Informing a Medical Data Revolution

Written by Dr. P. Niclas Broer, M.D. Reconstructive Surgeon at Bogenhausen Teaching Hospital, Technical University Munich and Sabrina Juran, M.Sc., Technical Specialist: Data and Research at United Nations Population Fund.

More and better data are important for health care outcomes and can make a difference to and for people’s health, especially for those at the margins of society. Health care provides a great opportunity for the data revolution, both because it involves a lot of data and will involve even more as wearable devices gain steam, and because the medical industry is open to new technological adoption.

Why are we talking about a medical data revolution?

First, because of the sheer amount of data that are available and the great supply of timely information through pharmaceutical medical databases, digitized patient records, etc. Open-data initiatives by governments, such as U.S. opendata.gov, including data from clinical trials and from patients covered under public insurance programs, provide information on health-care to the public and to academics for in-depth research.

Second, with current technological advances, data capture and analysis are becoming cheaper and easier. A major benefit in health care is that data can be better linked at a low cost, since data for a single patient may come from various health care providers, hospitals, laboratories, and physician offices. Advances in information technology such as electronic medical records (EMR), GPS, mobile applications, wearables and machine learning are enabling detailed capture of structured data about patients, providing a more granular view of diseases and treatment. Other technological advances, including biological research, genomics, and imaging, allow the medical industry to better understand many diseases.

In this technological context, we are more and more moving toward an evidence-based medicine. Instead of relying on medical judgment when making decisions, clinical data can be systematically reviewed before making a treatment decisions based on the best available information.

Aggregating individual data sets into big-data algorithms often provides the most robust evidence, since nuances in subpopulations (such as the presence of patients with gluten allergies) may be rare that they are not readily apparent in small samples.

Fiscal concerns are also certainly driving the data revolution in health care. For example, in the U.S. in 2013, health-care expenses represented 17.6 per cent of U.S. GDP, nearly $600 billion more than the expected benchmark for a nation of the United States’ size and wealth.[1] New opportunities must be found to improve health outcomes – where can investments at the margins result in better patient outcomes? Where can this marginal investment lead to saving money for the health care system?

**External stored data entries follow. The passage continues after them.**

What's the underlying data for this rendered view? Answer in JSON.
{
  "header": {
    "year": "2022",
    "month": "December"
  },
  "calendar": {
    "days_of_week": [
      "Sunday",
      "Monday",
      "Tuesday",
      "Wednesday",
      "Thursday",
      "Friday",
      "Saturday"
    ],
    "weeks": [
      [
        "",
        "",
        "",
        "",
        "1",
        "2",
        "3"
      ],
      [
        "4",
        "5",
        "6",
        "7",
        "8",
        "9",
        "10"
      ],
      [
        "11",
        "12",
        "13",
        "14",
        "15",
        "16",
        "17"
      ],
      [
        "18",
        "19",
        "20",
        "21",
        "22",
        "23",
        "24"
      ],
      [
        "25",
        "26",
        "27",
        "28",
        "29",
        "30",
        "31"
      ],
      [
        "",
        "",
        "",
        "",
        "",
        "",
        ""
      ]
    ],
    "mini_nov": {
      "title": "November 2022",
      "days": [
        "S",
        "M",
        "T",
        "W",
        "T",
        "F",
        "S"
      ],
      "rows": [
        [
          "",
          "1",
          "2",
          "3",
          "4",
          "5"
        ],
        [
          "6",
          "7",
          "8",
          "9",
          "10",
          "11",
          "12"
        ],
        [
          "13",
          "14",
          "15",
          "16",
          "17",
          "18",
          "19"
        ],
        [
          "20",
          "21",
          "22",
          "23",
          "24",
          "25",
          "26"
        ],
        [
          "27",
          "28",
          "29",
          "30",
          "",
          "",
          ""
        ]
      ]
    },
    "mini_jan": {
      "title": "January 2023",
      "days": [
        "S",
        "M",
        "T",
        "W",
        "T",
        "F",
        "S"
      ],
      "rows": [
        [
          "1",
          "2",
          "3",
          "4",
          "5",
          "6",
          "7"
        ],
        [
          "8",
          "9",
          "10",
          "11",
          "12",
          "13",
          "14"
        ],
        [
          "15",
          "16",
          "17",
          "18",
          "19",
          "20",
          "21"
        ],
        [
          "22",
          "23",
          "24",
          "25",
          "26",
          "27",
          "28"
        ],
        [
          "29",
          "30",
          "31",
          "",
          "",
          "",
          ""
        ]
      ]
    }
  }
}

In order to provide disincentives for overutilization of health services, there has been a shift from fee-for-service compensation to risk-sharing arrangements, such as prevention, chronic disease management, and prioritizing measurable outcomes. Under such schemes, medical stakeholders have greater incentives to compile and exchange information. For example, careful study of data can give insights into who is likely to get sick, thereby enabling preventive treatment.

Further, health systems need to be linked up around the patient. In the case of a cancer patient, different care providers work with a specific patient. New technology enables linking information at low cost and much more efficiently. Innovation related to new technologies and new forms of co-operation between the public and private sectors could help to leapfrog statistical capacity building at all levels.

While many diseases are well characterized and understood, in the future, new technologies with high precision, such as wearables, could detect diseases earlier and taking into account the individual patient. The health sector is an obvious target for big data; Apple and other smartwatch OEMs have fitness-tracking functions included. Some devices can take patient monitoring to a new level.

In the long run, McKinsey estimated that “even a few simple interventions can have an enormous impact when scaled up”. In the “right living” pathway, for instance, they estimated that aspirin use by those at risk for coronary heart disease, combined with early cholesterol screening and smoking cessation, could reduce the total cost of their care by more than $30 billion. While these actions have been encouraged for some time, big data now enables the faster identification of high-risk patients, more effective interventions, and closer monitoring.

While the role for medical stakeholders will become clearer, the more we advance in this field, an important responsibility will be the capture, management and storage of data – consumer data, general big data, behavioural data and environmental data.

Medical data analytics need to make sense of big data with the right tools. For this, data producers need to work closer with data users and data analysts. Medical stakeholders need to go beyond medicine to explore what can be learned and added from other areas, such as development, biology etc. New pathways will open up as new data become available, which will foster a feedback loop. For instance, treatment could change if new data suggest that the standard protocol for a particular disease for a certain patient does not produce the optimal results.

A further need is to advocate for clinical leadership, so that physicians are inspired to apply this new thinking. Medical stakeholders will only benefit from big data if they take a more holistic, patient-centred approach to value, one that focuses equally on health-care spending and treatment outcomes.

Challenges to be overcome include concerns about patient confidentiality. Although new technologies can anonymize patient information from records being transported into large databases, medical stakeholders must be vigilant and watch for potential problems as more information becomes public.

Realizing a medical data revolution will require setting the right incentives to support coordination between different stakeholders within health care systems. Recognizing the value of big data and being willing to act on its insights will require a fundamental shift in mind-set from data producers and users alike, one that may prove difficult to achieve.

[1] This estimate is based on a measure developed by McKinsey, “estimated spending according to wealth,” which is derived from a regression analysis of income and spending data from other countries in the OECD. It estimates how much a given country would be expected to spend on health care based on per capita GDP.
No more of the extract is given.